If there is at most one link per line and you don't mind some very ugly regular expression hacking, run the following code on your buffer:
(defun getlinks ()
(beginning-of-buffer)
(replace-regexp "^.*<a href=\"\\([^\"]+\\)\"[^>]+>\\([^<]+\\)</a>.*$" "LINK:\\1|\\2")
(beginning-of-buffer)
(replace-regexp "^\\([^L]\\|\\(L[^I]\\)\\|\\(LI[^N]\\)\\|\\(LIN[^K]\\)\\).*$" "")
(beginning-of-buffer)
(replace-regexp "
+" "
")
(beginning-of-buffer)
(replace-regexp "^LINK:\\(.*\\)$" "\\1")
)
It replaces all links with LINK:url|description, deletes all lines containing anything else, deletes empty lines, and finally removes the "LINK:".

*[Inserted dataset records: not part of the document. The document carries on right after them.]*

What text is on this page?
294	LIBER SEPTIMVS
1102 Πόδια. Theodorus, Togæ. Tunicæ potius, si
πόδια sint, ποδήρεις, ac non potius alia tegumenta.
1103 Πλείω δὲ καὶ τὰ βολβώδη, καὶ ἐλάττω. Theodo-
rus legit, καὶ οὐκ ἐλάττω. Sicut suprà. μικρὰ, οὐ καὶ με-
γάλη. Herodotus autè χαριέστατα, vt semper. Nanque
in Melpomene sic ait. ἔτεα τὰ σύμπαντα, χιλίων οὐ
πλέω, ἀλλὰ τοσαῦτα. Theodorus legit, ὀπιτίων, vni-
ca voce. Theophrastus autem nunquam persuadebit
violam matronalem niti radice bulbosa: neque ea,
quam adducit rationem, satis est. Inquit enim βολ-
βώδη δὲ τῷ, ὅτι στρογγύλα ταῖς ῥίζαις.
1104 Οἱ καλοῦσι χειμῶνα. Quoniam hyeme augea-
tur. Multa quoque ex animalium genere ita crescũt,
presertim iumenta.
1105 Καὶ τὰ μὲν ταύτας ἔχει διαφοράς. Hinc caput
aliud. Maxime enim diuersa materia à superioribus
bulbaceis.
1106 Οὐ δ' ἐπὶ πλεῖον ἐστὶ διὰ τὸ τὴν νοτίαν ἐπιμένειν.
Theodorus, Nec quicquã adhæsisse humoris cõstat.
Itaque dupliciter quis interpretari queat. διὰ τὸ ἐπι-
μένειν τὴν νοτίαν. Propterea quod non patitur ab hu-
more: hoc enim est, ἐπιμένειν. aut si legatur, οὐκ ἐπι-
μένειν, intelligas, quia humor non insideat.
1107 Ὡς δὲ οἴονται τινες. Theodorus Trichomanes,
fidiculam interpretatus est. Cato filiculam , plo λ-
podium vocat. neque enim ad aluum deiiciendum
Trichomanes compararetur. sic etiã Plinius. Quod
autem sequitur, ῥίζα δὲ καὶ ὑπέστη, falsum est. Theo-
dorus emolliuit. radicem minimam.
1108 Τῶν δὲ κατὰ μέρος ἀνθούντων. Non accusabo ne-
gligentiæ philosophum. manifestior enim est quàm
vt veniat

Detailed HOWTO: (1) Correct the bug in your example html file by replacing <href
with <a href
, (2) copy the above function into Emacs scratch, (3) hit C-x C-e after the final ")" to load the function, (4) load your example HTML file, (5) execute the function with M-: (getlinks)
.
Note that the linebreaks in the third replace-regexp are important. Don't indent those two lines.